Otaknya diperas untuk mendapatkan suatu kesimpulan. Pemuda itu mondar-mandir di kamarnya, sebelah tangan di dada sebelah lagi mengacungkan telunjuk, kadang mengetuk-ngetuk keningnya.
Untuk mengusir hawa panas, pemuda tampan itu membuka jendela. Udara dingin menyerbu memasuki kamar, menciptakan hawa sejuk. Sejenak Wisaka menikmati kesegarannya.
Namun, hidungnya seperti mencium sesuatu. Ada bau yang menyeruak ikut masuk ke dalam kamarnya. Sepertinya dia pernah mencium bau tersebut, tapi lupa di mana? Wisaka menatap kegelapan malam di depan matanya.
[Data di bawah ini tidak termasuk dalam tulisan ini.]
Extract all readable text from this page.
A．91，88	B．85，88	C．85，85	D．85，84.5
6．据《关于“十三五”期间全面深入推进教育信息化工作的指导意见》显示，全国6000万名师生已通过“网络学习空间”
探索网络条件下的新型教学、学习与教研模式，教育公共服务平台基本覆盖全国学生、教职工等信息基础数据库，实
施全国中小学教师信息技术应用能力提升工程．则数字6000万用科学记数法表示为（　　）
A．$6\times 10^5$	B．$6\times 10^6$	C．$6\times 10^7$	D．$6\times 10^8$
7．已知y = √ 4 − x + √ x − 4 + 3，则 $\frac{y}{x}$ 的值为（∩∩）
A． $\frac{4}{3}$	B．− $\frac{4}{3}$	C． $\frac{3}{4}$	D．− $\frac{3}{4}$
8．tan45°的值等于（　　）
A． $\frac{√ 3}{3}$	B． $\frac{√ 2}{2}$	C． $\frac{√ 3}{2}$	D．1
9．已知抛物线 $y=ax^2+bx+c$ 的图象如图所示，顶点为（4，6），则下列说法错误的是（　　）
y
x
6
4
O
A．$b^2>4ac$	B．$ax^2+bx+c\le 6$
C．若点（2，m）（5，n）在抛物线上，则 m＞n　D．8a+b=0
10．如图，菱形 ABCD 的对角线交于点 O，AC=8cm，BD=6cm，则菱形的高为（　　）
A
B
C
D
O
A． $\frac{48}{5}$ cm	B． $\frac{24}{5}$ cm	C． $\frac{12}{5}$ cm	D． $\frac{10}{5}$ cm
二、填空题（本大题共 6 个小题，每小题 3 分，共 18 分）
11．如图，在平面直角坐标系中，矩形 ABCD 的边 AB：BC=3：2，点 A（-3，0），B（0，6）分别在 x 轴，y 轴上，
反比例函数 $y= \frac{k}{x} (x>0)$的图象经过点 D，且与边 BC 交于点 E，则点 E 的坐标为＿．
Sesosok bergerak menarik perhatiannya. Dia perhatikan sosok di balik rimbun pepohonan itu. Mata semerah saga menatapnya. Mata kecil tapi menyala dalam gelap. Tak jelas bentuk mukanya, tapi seolah-olah memandang penuh ancaman kepada Wisaka.
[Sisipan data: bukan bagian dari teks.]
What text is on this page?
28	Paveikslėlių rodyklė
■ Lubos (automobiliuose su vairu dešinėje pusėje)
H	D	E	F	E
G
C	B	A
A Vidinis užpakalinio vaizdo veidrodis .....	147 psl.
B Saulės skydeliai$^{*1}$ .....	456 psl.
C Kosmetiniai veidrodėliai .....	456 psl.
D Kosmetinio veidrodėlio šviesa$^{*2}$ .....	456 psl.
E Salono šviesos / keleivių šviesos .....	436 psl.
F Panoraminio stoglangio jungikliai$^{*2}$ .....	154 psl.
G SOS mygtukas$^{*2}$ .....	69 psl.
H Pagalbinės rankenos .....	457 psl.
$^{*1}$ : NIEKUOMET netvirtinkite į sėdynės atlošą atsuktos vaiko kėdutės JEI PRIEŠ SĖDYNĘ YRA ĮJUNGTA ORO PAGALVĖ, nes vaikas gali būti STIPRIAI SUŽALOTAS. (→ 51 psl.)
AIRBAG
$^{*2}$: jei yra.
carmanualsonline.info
"Hey, siapa itu?!" teriak Wisaka.
Wisaka yang pada dasarnya pemberani, bukannya takut, malah balik memperhatikan. Wisaka melihat sosok berbulu seperti beruang, tetapi berdiri seperti manusia. Diperhatikan begitu rupa oleh Wisaka, dengan cepat mahluk itu berbalik dan menghilang di balik rimbun dedaunan.
"Tunggu!"
Wisaka meloncati jendela, bermaksud mengejar mahluk tersebut. Mahluk itu begitu cepatnya menghilang, sehingga Wisaka kehilangan jejak. Gambaran mahluk itu sudah terekam oleh otaknya walaupun tidak begitu jelas.
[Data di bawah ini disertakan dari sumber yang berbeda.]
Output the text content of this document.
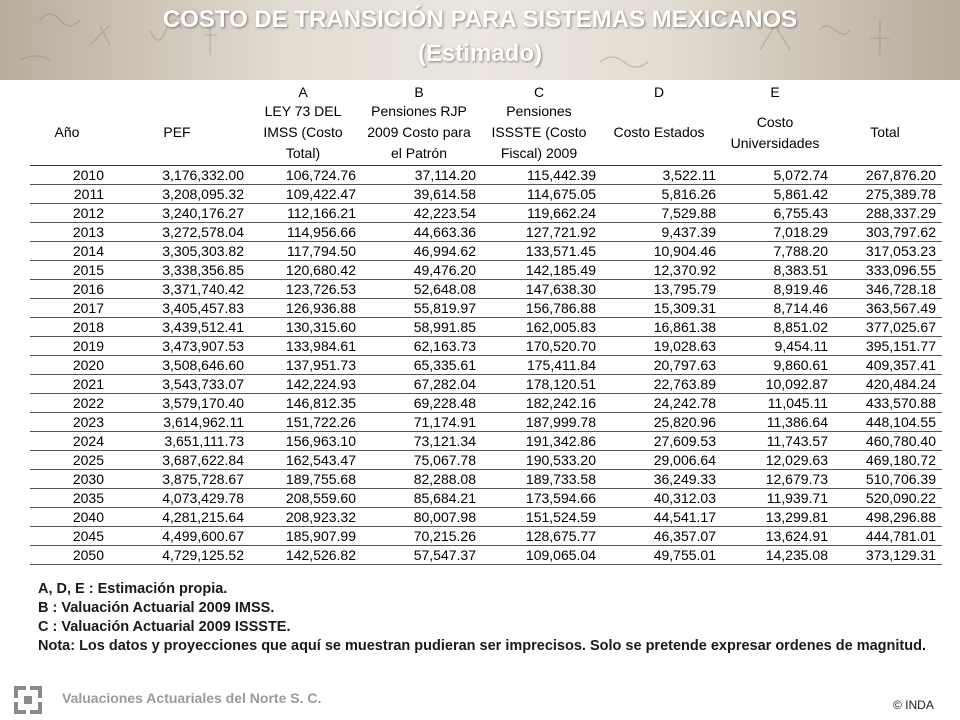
COSTO DE TRANSICIÓN PARA SISTEMAS MEXICANOS
(Estimado)
		A	B	C	D	E	
Año	PEF	LEY 73 DEL IMSS (Costo Total)	Pensiones RJP 2009 Costo para el Patrón	Pensiones ISSSTE (Costo Fiscal) 2009	Costo Estados	Costo Universidades	Total
2010	3,176,332.00	106,724.76	37,114.20	115,442.39	3,522.11	5,072.74	267,876.20
2011	3,208,095.32	109,422.47	39,614.58	114,675.05	5,816.26	5,861.42	275,389.78
2012	3,240,176.27	112,166.21	42,223.54	119,662.24	7,529.88	6,755.43	288,337.29
2013	3,272,578.04	114,956.66	44,663.36	127,721.92	9,437.39	7,018.29	303,797.62
2014	3,305,303.82	117,794.50	46,994.62	133,571.45	10,904.46	7,788.20	317,053.23
2015	3,338,356.85	120,680.42	49,476.20	142,185.49	12,370.92	8,383.51	333,096.55
2016	3,371,740.42	123,726.53	52,648.08	147,638.30	13,795.79	8,919.46	346,728.18
2017	3,405,457.83	126,936.88	55,819.97	156,786.88	15,309.31	8,714.46	363,567.49
2018	3,439,512.41	130,315.60	58,991.85	162,005.83	16,861.38	8,851.02	377,025.67
2019	3,473,907.53	133,984.61	62,163.73	170,520.70	19,028.63	9,454.11	395,151.77
2020	3,508,646.60	137,951.73	65,335.61	175,411.84	20,797.63	9,860.61	409,357.41
2021	3,543,733.07	142,224.93	67,282.04	178,120.51	22,763.89	10,092.87	420,484.24
2022	3,579,170.40	146,812.35	69,228.48	182,242.16	24,242.78	11,045.11	433,570.88
2023	3,614,962.11	151,722.26	71,174.91	187,999.78	25,820.96	11,386.64	448,104.55
2024	3,651,111.73	156,963.10	73,121.34	191,342.86	27,609.53	11,743.57	460,780.40
2025	3,687,622.84	162,543.47	75,067.78	190,533.20	29,006.64	12,029.63	469,180.72
2030	3,875,728.67	189,755.68	82,288.08	189,733.58	36,249.33	12,679.73	510,706.39
2035	4,073,429.78	208,559.60	85,684.21	173,594.66	40,312.03	11,939.71	520,090.22
2040	4,281,215.64	208,923.32	80,007.98	151,524.59	44,541.17	13,299.81	498,296.88
2045	4,499,600.67	185,907.99	70,215.26	128,675.77	46,357.07	13,624.91	444,781.01
2050	4,729,125.52	142,526.82	57,547.37	109,065.04	49,755.01	14,235.08	373,129.31
A, D, E : Estimación propia.
B : Valuación Actuarial 2009 IMSS.
C : Valuación Actuarial 2009 ISSSTE.
Nota: Los datos y proyecciones que aquí se muestran pudieran ser imprecisos. Solo se pretende expresar ordenes de magnitud.
Valuaciones Actuariales del Norte S. C.	© INDA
Saat Wisaka sampai ke tempat bekas berdiri mahluk tadi, bau yang tadi menyeruak samar ke dalam kamarnya seolah-olah tercium kembali. Wisaka ingat-ingat bau yang pernah diciumnya itu.
"Bau aneh ini ... aku seperti mengenalnya," Wisaka bergumam. Dia celingukan melihat kiri-kanan.
Tiba-tiba Wisaka tersentak, saat teringat bau tersebut. Bau itu adalah bau yang sama saat Wisaka datang ke tempat mayat Dayat. Bau aneh yang sangat samar, tapi Wisaka bisa menciumnya.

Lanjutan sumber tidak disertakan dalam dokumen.